Co do treści konferencji kilka rzeczy wzbudziło moje zdziwienie. Na przykład dowiedziałem się, że jeśli lekarz w karcie zgłoszenia przyjęcia do szpitala dziecka stwierdzi u niego Zespół Dziecka Maltretowanego i owo dziecko ma na przykład złamaną nóżkę to NFZ nie zapłaci za leczenie tego urazu. Jeśli natomiast nie wpisze, że dziecko posiada Zespół Dziecka Maltretowanego, NFZ za leczenie zapłaci. Dla mnie w tym momencie minister zdrowia powinna podać się do dymisji, gdyż minęły ponad 3 lata jej urzędowania, a tak ważna sprawa nie została załatwiona.


Zmieńmy temat na przyjemniejszy. W ostatni weekend odbyła się impreza z okazji moich urodzin. Tym razem kameralna. Była sałatka, którą osobiście przyrządziłem, tak samo jak kanapki, jajka faszerowane, które przyniosła Pati, czipsy oraz oczywiście tort. A raczej torcik. Przeżyłem szok, gdy przyszło mi zapłacić za niewielki tort ponad 40 zł. Ale jeśli chce się zdmuchnąć świeczki i pomyśleć życzenie, to trzeba płacić. Oby się życzenie spełniło : ) Oczywiście wszyscy nie mogli przybyć, ponieważ mieli zajęcia w odległym mieście (szkoda, że Cię nie było, Ajwi) albo takie ważne rzeczy do zrobienia jak kupienie spodni i bluzki. Impreza była udana - nie mogło być inaczej. Najpierw pochlej party u mnie, potem dwie maxi taxi przeniosły nas do Insomnii, w której moi przyjaciele hetero zawstydzili homoseksualistów - rozkręcili imprezę. Kolejnym przystankiem była Sowa, do której pan Waldek wpuścił mnie za darmo z okazji moich urodzin (dziękuję panie Waldku!). Niestety dotrwałem tylko do trzeciej, zabrakło mi sił po prostu ^^ Ale to się zdarza.
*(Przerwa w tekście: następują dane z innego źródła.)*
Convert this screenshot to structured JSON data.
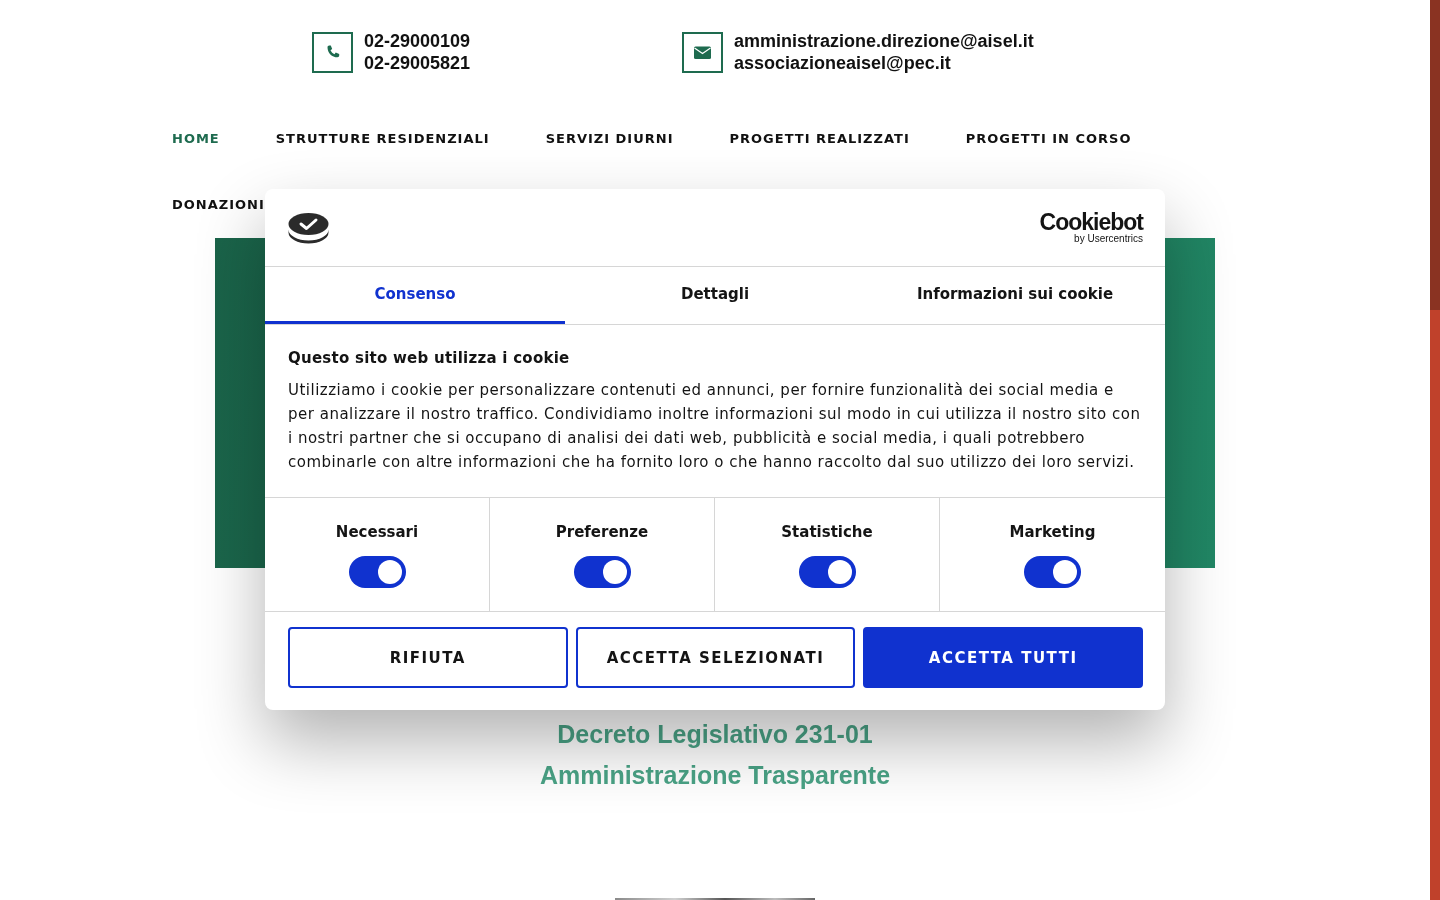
{
  "contacts": [
    {
      "kind": "phone",
      "lines": [
        "02-29000109",
        "02-29005821"
      ]
    },
    {
      "kind": "email",
      "lines": [
        "amministrazione.direzione@aisel.it",
        "associazioneaisel@pec.it"
      ]
    }
  ],
  "nav": [
    {
      "label": "HOME",
      "selected": true
    },
    {
      "label": "STRUTTURE RESIDENZIALI",
      "selected": false
    },
    {
      "label": "SERVIZI DIURNI",
      "selected": false
    },
    {
      "label": "PROGETTI REALIZZATI",
      "selected": false
    },
    {
      "label": "PROGETTI IN CORSO",
      "selected": false
    },
    {
      "label": "DONAZIONI",
      "selected": false
    }
  ],
  "links": [
    "Decreto Legislativo 231-01",
    "Amministrazione Trasparente"
  ],
  "cookie_dialog": {
    "brand": {
      "name": "Cookiebot",
      "tagline": "by Usercentrics"
    },
    "tabs": [
      {
        "label": "Consenso",
        "selected": true
      },
      {
        "label": "Dettagli",
        "selected": false
      },
      {
        "label": "Informazioni sui cookie",
        "selected": false
      }
    ],
    "title": "Questo sito web utilizza i cookie",
    "text": "Utilizziamo i cookie per personalizzare contenuti ed annunci, per fornire funzionalità dei social media e per analizzare il nostro traffico. Condividiamo inoltre informazioni sul modo in cui utilizza il nostro sito con i nostri partner che si occupano di analisi dei dati web, pubblicità e social media, i quali potrebbero combinarle con altre informazioni che ha fornito loro o che hanno raccolto dal suo utilizzo dei loro servizi.",
    "categories": [
      {
        "label": "Necessari",
        "checked": true
      },
      {
        "label": "Preferenze",
        "checked": true
      },
      {
        "label": "Statistiche",
        "checked": true
      },
      {
        "label": "Marketing",
        "checked": true
      }
    ],
    "buttons": [
      {
        "label": "RIFIUTA",
        "kind": "outline"
      },
      {
        "label": "ACCETTA SELEZIONATI",
        "kind": "outline"
      },
      {
        "label": "ACCETTA TUTTI",
        "kind": "primary"
      }
    ]
  }
}
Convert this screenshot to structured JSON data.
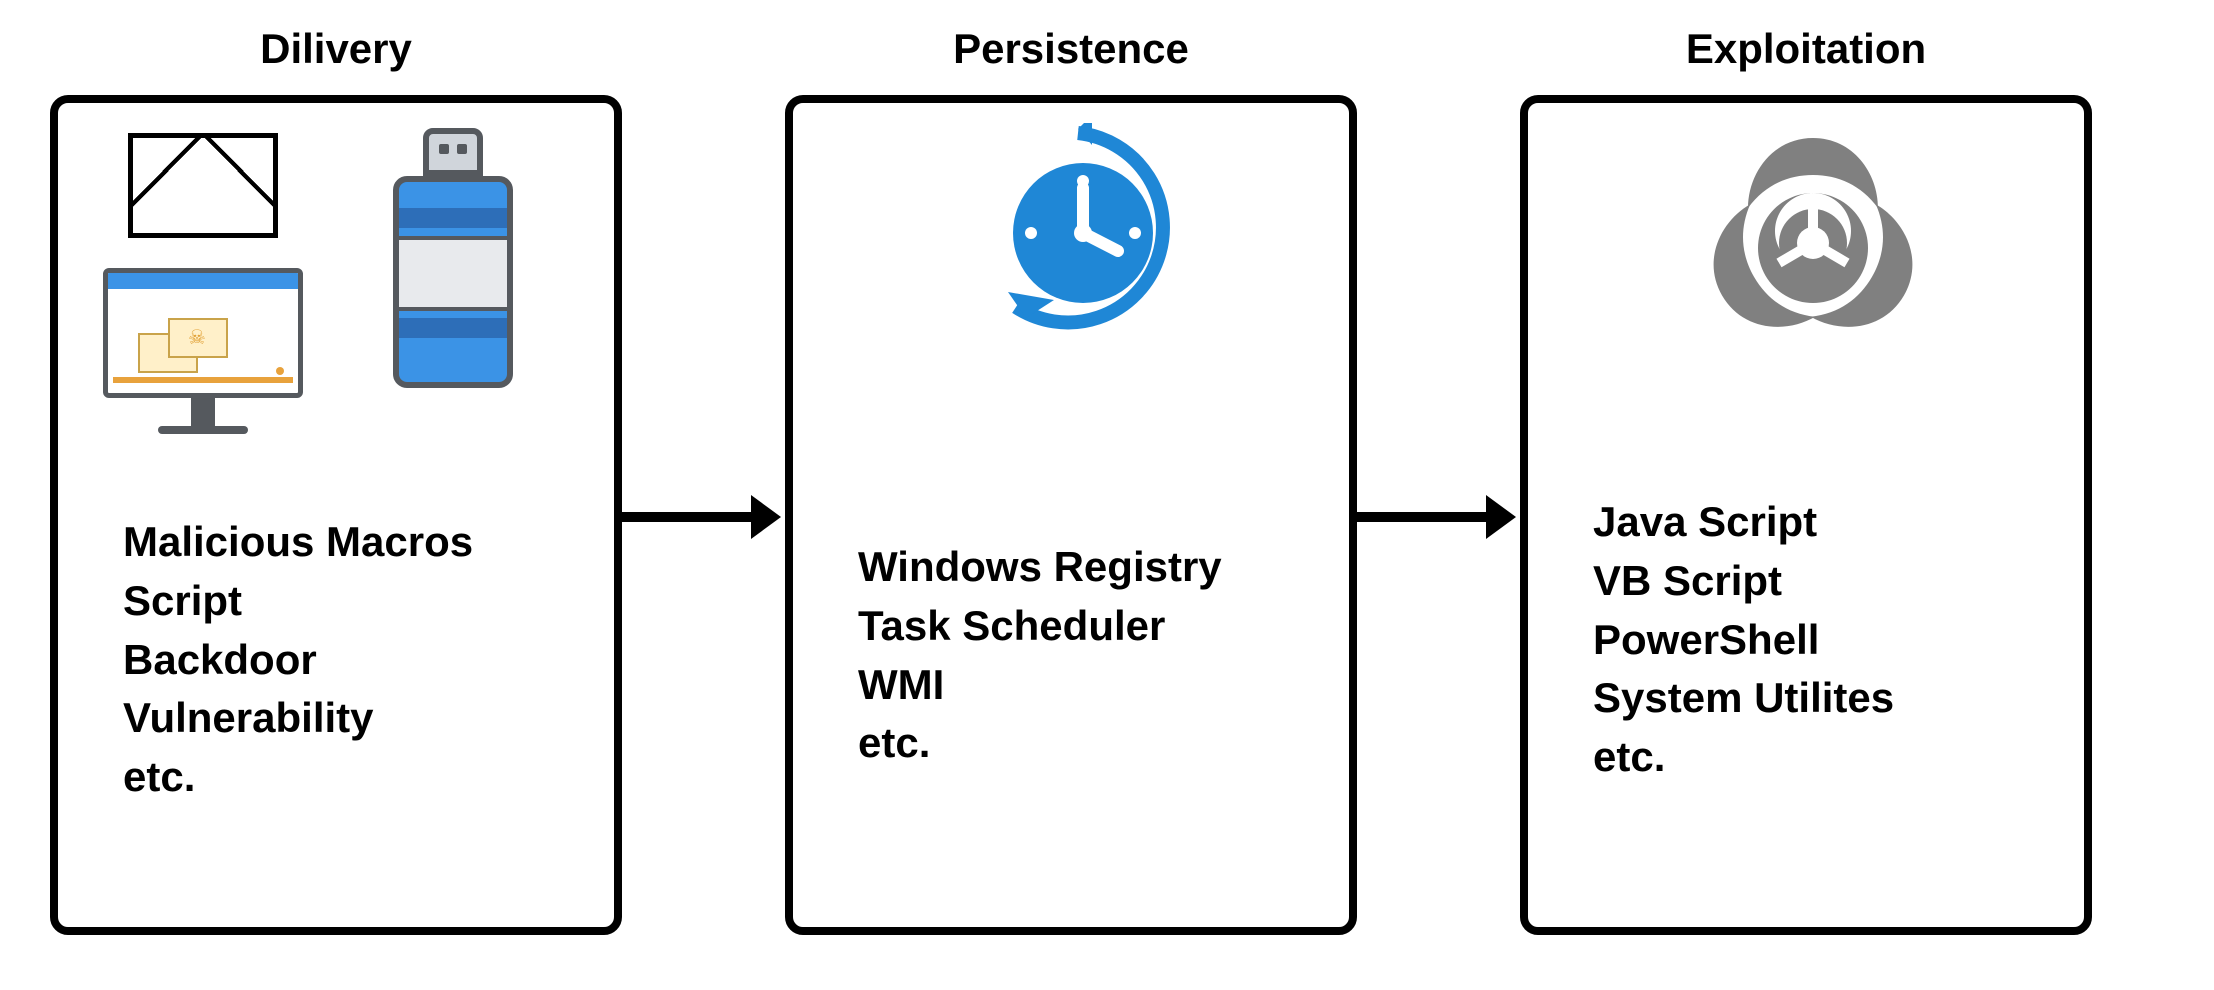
{
  "stages": [
    {
      "title": "Dilivery",
      "items": [
        "Malicious Macros",
        "Script",
        "Backdoor",
        "Vulnerability",
        "etc."
      ],
      "icons": [
        "envelope-icon",
        "usb-drive-icon",
        "infected-computer-icon"
      ]
    },
    {
      "title": "Persistence",
      "items": [
        "Windows Registry",
        "Task Scheduler",
        "WMI",
        "etc."
      ],
      "icons": [
        "clock-scheduler-icon"
      ]
    },
    {
      "title": "Exploitation",
      "items": [
        "Java Script",
        "VB Script",
        "PowerShell",
        "System Utilites",
        "etc."
      ],
      "icons": [
        "biohazard-icon"
      ]
    }
  ],
  "colors": {
    "accent_blue": "#1f87d6",
    "icon_gray": "#808080",
    "usb_blue": "#3b93e6",
    "border": "#000000"
  }
}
Tak więc skończyłem już 21 lat. Pora umierać. Tym optymistycznym akcentem zakończę tym razem. Miałem w sumie pisać o czymś innym, ale cóż... Może następnym razem o tym napiszę.

Cheers!

niedziela, 12 grudnia 2010

4. Rodzina to jest siła!

W 2005 roku w Słowenii zalegalizowano związki partnerskie osób tej samej płci. Ustawa została przyjęta przez konserwatywny rząd. U nas w tym czasie rządził konserwatywny PiS. Wyobrażacie sobie Jarosława Kaczyńskiego wprowadzającego taką ustawę? xD Co ciekawe później Trybunał Konstytucyjny Słowenii uznał, iż wprowadzenie zapisu o związkach partnerskich jest dyskryminacją osób homoseksualnych i nakazał zmianę prawa tak, by zrównać związki homoseksualne z prawami małżeństw heteroseksualnych. W ten sposób rząd przygotował ustawę legalizującą pełne małżeństwa osób tej samej płci, a 2 marca 2010 roku parlament ją przegłosował. Ustawa wejdzie w życie 1 maja 2011 roku. Można?

Wszystkim znany utwór o dwóch ojcach, bo tak można.
Terence - Twee vaders 

Związki partnerskie zostały zalegalizowane także w Czechach, na Węgrzech, Słowacja oraz Łotwa, Litwa i Estonia przygotowują się do wprowadzenia ich na swoim terytorium. Jak tak dalej pójdzie, to okażemy się być czarną dziurą na tęczowej mapie Europy. I będzie wstyd.

Ja w przyszłości  też chciałbym założyć swoją tęczową rodzinę. Dzieci, co prawda, mieć nie zamierzam, ale wyjść za mąż i wyprawić wiejskie weselicho z kapelą disco polo - jak najbardziej. Niestety - u nas jaki rząd by nie był - liże dupę klerowi, czarnej mafii. A jak wiadomo, ta największa organizacja przestępcza na świecie mocno trzyma za mordę swój ostatni bastion. Naszą kochaną, umęczoną najpierw przez Niemców, Rosjan i Austriaków,  a teraz przez tych niegodziwców w sutannach, Polskę. Gdybym nie kochał swojej ojczyzny, to dawno już by mnie tu nie było. Bo jak tu żyć, jeśli od 1 stycznia mają wzrosnąć podatki, podwyżki w budżetówce zamrożone, a chleb już kosztuje ponad 2 zł. Jak tak patrzę na poczynania ekipy Tuska, to mam ochotę zadzwonić na policję. Niestety, oni to wszystko robią legalnie...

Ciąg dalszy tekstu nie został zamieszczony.